Chelsea coraz bliżej czołówki! Emocje w końcówce [WIDEO]
Chelsea nie zmieniła miejsca w tabeli, lecz zmniejszyła stratę do Liverpoolu i Manchesteru City. W sobotnie popołudnie wygrała z Leicester City 2:1.
Chelsea szybko weszła w posiadanie piłki i ruszyła do ataku, zamykając Leicester City na własnej połowie. Kolejne ataki "The Blues" sygnalizowały, że trafienie było tylko kwestią czasu.
"Lisy" skapitulowały w 15. minucie. Po długim podaniu z głębi pola Jackson wygrał walkę o piłkę z Faesem, wymienił podania z Fernandezem i zamknął akcję mocnym strzałem.
Po chwili Leicester City mogło tylko pogorszyć swoją sytuację. Ndidi w brzydki sposób sfaulował Palmera. Obejrzał żółtą kartkę, choć VAR sprawdzał, czy nie powinien dostać czerwonej.
"Lisy" mogły znów oberwać w 32. minucie. Futbolówkę do siatki wbił Madueke, lecz Cucurella znajdował się na spalonym. W odpowiedzi ładnie uderzał McAteer, jednak tuż obok słupka.
Odkupić swoje winy mógł również Ndidi. Znalazł się na świetnej pozycji, jednak uderzył daleko od bramki. Momentalnie blisko gola był także Madueke. Uderzył piłkę ponad poprzeczką.
W drugiej połowie Chelsea miała okazję do podwyższenia wyniku, ale "The Blues" sami sobie przeszkodzili.

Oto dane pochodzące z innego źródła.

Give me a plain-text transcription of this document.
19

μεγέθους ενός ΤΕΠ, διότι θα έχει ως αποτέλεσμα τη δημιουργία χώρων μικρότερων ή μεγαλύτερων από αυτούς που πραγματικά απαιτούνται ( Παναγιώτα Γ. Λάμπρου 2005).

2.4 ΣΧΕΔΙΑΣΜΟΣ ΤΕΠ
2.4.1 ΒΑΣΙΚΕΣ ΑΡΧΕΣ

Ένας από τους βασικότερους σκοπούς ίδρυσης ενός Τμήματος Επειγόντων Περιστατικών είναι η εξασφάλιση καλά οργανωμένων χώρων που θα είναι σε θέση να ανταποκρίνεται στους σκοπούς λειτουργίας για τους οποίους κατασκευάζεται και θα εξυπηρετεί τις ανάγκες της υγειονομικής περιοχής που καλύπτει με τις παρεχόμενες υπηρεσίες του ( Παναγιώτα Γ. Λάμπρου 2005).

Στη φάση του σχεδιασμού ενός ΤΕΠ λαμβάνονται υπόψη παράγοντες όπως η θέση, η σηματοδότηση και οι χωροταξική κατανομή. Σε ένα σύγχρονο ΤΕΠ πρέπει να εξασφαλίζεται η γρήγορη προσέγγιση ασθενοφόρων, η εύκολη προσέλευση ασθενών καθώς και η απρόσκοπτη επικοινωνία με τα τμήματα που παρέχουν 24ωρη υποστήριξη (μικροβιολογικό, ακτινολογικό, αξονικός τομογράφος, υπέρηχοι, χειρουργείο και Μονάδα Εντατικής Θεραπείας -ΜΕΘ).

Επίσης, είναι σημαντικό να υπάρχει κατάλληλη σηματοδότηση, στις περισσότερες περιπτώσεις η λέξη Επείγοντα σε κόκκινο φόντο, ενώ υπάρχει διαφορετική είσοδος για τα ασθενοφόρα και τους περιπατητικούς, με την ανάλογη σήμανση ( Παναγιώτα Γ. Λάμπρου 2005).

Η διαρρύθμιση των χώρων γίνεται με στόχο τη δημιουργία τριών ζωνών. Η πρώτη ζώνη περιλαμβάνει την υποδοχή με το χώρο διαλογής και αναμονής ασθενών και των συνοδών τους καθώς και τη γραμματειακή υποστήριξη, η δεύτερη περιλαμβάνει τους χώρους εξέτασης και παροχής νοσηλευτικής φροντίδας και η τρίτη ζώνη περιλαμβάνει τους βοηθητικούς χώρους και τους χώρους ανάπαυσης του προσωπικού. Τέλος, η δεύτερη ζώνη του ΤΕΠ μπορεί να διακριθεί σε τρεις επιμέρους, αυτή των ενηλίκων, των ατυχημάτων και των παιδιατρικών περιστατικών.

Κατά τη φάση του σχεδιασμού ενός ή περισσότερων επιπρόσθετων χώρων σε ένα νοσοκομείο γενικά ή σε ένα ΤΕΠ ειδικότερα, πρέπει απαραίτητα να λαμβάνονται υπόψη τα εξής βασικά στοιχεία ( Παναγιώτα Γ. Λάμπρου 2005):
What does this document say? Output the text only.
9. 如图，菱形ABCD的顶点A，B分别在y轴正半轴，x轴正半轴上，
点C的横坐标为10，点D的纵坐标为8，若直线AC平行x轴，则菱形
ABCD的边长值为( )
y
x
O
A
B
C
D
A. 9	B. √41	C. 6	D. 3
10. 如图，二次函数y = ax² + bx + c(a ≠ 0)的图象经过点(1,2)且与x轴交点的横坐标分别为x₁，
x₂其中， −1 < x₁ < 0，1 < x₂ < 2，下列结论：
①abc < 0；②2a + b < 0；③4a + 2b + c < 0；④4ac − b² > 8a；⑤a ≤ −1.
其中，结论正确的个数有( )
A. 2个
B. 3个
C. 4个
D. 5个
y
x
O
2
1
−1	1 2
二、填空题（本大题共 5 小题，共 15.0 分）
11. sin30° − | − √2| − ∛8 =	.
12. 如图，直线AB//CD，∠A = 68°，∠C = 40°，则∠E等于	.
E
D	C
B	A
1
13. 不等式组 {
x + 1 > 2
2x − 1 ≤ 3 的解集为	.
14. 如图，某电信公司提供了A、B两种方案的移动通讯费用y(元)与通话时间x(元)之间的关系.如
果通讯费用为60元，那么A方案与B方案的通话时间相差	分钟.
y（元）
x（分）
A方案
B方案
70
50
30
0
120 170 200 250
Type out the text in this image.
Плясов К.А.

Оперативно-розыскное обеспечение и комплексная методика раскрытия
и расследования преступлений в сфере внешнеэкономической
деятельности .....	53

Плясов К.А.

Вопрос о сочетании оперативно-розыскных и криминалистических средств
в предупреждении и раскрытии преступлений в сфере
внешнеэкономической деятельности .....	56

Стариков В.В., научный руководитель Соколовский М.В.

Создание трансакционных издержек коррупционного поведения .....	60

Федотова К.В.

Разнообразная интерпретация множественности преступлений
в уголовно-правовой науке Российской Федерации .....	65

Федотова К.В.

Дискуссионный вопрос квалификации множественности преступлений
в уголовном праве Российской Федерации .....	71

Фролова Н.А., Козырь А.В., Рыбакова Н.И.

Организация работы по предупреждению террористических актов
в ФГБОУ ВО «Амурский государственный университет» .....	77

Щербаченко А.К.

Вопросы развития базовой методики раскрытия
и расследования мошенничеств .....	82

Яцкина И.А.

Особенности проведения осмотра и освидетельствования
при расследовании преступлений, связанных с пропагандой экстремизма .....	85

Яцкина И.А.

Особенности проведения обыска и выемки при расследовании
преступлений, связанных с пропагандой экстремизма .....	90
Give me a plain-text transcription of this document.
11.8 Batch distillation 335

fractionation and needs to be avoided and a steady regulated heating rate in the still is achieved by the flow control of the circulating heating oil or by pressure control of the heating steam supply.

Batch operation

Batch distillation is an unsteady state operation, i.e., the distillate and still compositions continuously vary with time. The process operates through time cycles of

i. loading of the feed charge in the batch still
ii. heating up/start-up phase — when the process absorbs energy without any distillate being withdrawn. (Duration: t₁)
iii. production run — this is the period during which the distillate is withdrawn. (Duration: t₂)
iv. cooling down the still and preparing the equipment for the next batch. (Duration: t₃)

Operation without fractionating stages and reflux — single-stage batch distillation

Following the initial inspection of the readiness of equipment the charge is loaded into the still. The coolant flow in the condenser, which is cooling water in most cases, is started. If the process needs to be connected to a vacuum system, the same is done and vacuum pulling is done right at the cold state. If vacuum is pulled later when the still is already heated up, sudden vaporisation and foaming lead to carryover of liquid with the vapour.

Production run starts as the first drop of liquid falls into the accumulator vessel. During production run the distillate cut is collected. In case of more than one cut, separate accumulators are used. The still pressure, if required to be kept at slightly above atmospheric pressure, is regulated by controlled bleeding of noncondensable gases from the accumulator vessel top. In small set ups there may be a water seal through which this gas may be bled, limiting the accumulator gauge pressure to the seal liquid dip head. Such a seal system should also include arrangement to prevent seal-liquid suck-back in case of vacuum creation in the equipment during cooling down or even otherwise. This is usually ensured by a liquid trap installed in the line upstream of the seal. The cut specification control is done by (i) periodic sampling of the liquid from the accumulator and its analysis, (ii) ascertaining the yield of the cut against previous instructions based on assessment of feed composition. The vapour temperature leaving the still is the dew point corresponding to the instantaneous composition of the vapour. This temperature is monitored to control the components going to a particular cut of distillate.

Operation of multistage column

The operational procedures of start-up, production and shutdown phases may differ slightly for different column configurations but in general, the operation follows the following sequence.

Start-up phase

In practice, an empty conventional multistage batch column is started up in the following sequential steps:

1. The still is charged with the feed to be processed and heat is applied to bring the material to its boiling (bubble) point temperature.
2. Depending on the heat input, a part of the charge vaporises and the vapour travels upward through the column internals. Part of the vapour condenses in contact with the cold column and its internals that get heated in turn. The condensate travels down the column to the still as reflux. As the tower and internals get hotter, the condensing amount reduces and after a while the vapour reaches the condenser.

Madueke stanął na linii strzału Palmera, który miał przed sobą pustą bramkę.
Finalnie goście dobili gospodarzy w 75. minucie. Po dograniu z lewej strony Hermansen obronił strzał głową Jacksona. Wobec dobitki Fernandeza był jednak zupełnie bezradny.
Pod koniec spotkania Mavdidi i De Cordova-Reid próbowali wywalczyć rzuty karne. Drugiemu z nich się to udało. W ostatnich sekundach Jordan Ayew strzelił kontaktowego gola.
Na więcej w meczu z "The Blues" "Lisom" zabrakło jednak czasu. Tym samym Chelsea pozostała na trzeciej pozycji, a Leicester City spadło na 16. lokatę.